Essentially, it is a wrapper around the ArtifactBuilder API,
so you can find details about the options in the reference for the ArtifactBuilder API.
Examples#
The examples in this section are based on furiosa-llm build command and the Llama 3.1 8B model.
You can also implement the same examples using the ArtifactBuilder API.
Basic Examples#
Below is a basic example of building a model artifact using the furiosa-llm build command.
The first argument can be a Hugging Face model ID or a local path.
A local path should start with . or / and should point to a directory
containing a Hugging Face Transformers model or a quantized model by Furiosa-LLM.
The second argument is the output path where the model artifact will be saved.
The following command doesn’t have any options, so the model artifact will be built with the default options.
You can find the default options by running furiosa-llm build --help.
furiosa-llm build meta-llama/Llama-3.1-8B-Instruct \
/path_to/artifact
Specifying Context Length#
The --max-seq-len-to-capture option specifies the maximum sequence length supported by the Furiosa-LLM engine.
You can adjust this value according to your model and use case, as it affects how the model is optimized.
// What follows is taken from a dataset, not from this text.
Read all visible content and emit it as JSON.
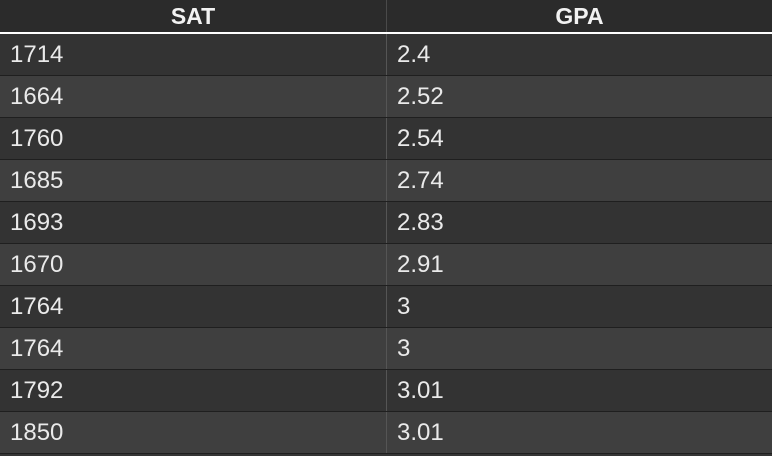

furiosa-llm build meta-llama/Llama-3.1-8B-Instruct \
/path_to/artifact \
--max-seq-len-to-capture 4096
Specifying Buckets#
Furiosa-LLM utilizes buckets to optimize models for varying sequence lengths.
The --prefill-buckets BUCKET_SIZE and --decode-buckets BUCKET_SIZE
options specify a comma-separated list of bucket sizes for prefill and decode phases, respectively.
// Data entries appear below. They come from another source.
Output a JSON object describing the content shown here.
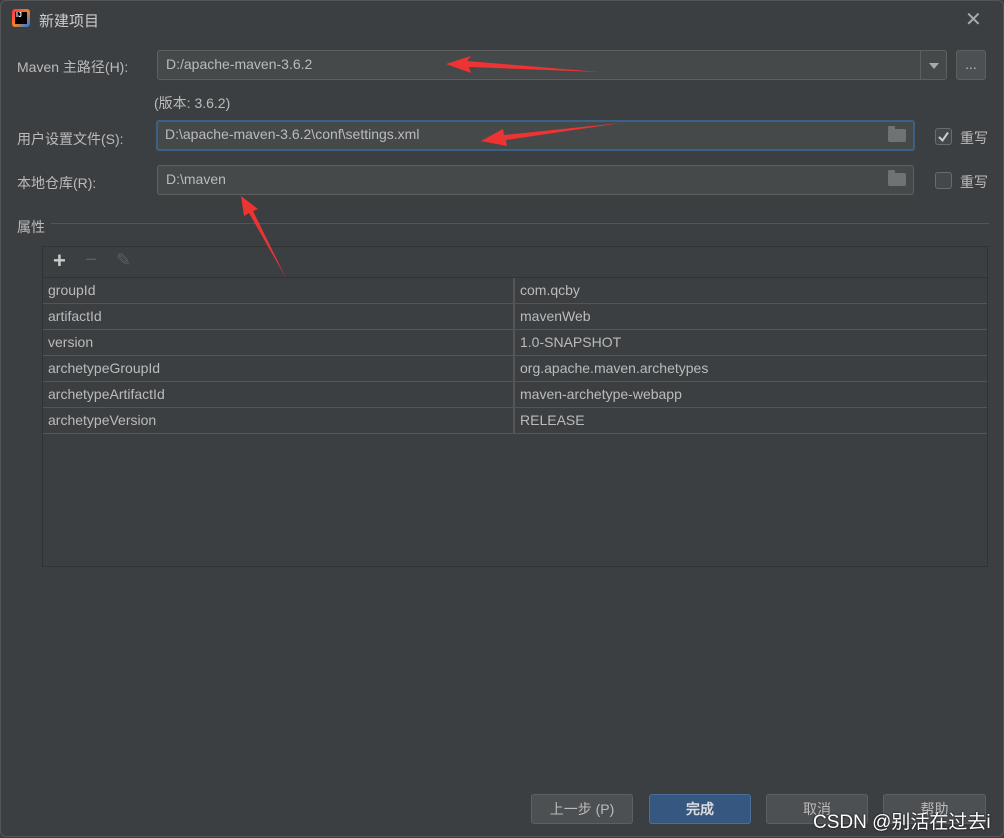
{
  "window": {
    "title": "新建项目",
    "close": "✕"
  },
  "maven_home": {
    "label": "Maven 主路径(H):",
    "value": "D:/apache-maven-3.6.2",
    "browse": "...",
    "version": "(版本: 3.6.2)"
  },
  "settings_file": {
    "label": "用户设置文件(S):",
    "value": "D:\\apache-maven-3.6.2\\conf\\settings.xml",
    "override_label": "重写",
    "override_checked": true
  },
  "local_repo": {
    "label": "本地仓库(R):",
    "value": "D:\\maven",
    "override_label": "重写",
    "override_checked": false
  },
  "properties": {
    "title": "属性",
    "toolbar": {
      "add": "+",
      "remove": "−",
      "edit": "✎"
    },
    "rows": [
      {
        "key": "groupId",
        "value": "com.qcby"
      },
      {
        "key": "artifactId",
        "value": "mavenWeb"
      },
      {
        "key": "version",
        "value": "1.0-SNAPSHOT"
      },
      {
        "key": "archetypeGroupId",
        "value": "org.apache.maven.archetypes"
      },
      {
        "key": "archetypeArtifactId",
        "value": "maven-archetype-webapp"
      },
      {
        "key": "archetypeVersion",
        "value": "RELEASE"
      }
    ]
  },
  "buttons": {
    "prev": "上一步 (P)",
    "finish": "完成",
    "cancel": "取消",
    "help": "帮助"
  },
  "watermark": "CSDN @别活在过去i",
  "colors": {
    "accent": "#365880",
    "annotation": "#ee3333"
  }
}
-pb and -db are the short options for --prefill-buckets and --decode-buckets, respectively.
The prefill bucket size is used during the input prompt processing phase, while the decode bucket size is used during the text-generation phase.
Each bucket is defined as a tuple of batch size and sequence length, specified as BATCH_SIZE,SEQ_LEN.
You can specify multiple bucket sizes for the prefill and decode phases as follows:
furiosa-llm build meta-llama/Llama-3.1-8B-Instruct \
/path_to/artifact \
-pb 1,512 \
-pb 1,1024 \
-db 4,1024 \
-db 4,2048
The above example specifies two prefill buckets: 1,512 and 1,1024, and two decode buckets: 4,1024 and 4,2048.
This means that the model can process up to 1024 tokens in input prompts in a single batch,
and generate up to 2048 tokens in 4 batches.
Tip
We highly recommend using a batch size of 1 for prefill buckets. For decode buckets, use larger batch sizes to improve utilization—preferably powers of two, such as 2, 4, or 8. This is because the prefill phase typically saturates compute capacity even with small batches, whereas the decode phase suffers from low compute efficiency, as it generates only one token per request.
Using Parallelism for Large Models#
To serve large models efficiently, model parallelism is required to distribute the model across multiple NPUs. Furiosa-LLM supports 3D parallelism, which includes tensor parallelism, pipeline parallelism, and data parallelism.
The --tensor-parallel-size PE_NUM option specifies the number of PEs (Processing Elements) to use for tensor parallelism.
Note that we use the number of PEs as the unit of tensor parallelism because a single RNGD contains 8 partitionable PEs.
The degree of tensor parallelism must be a power of two, starting from 1 (e.g., 1, 2, 4, 8, etc.). We recommend using 1, 4, or 8 as the tensor parallelism size. For example, a value of 1 or 4 is recommended for BERT models, while 4 or 8 is recommended for Llama models.
furiosa-llm build meta-llama/Llama-3.1-8B-Instruct \
/path_to/artifact \
--tensor-parallel-size 8
The --pipeline-parallel-size DEVICE_NUM option specifies the number of devices across which the model should be partitioned for pipeline parallelism.
For example, if you have 4 devices and want to use all of them for pipeline parallelism,
you can specify --pipeline-parallel-size 4.
furiosa-llm build meta-llama/Llama-3.1-8B-Instruct \
/path_to/artifact \
--pipeline-parallel-size 4 \
--tensor-parallel-size 8
Note
Note that the --pipeline-parallel-size option can be overriden at model load time.
Therefore, the settings specified at build time serve only as a preferred configuration.
In contrast, the --tensor-parallel-size option is fixed at build time and cannot be changed at load time.
To learn more about model parallelism, please refer to the Model Parallelism section.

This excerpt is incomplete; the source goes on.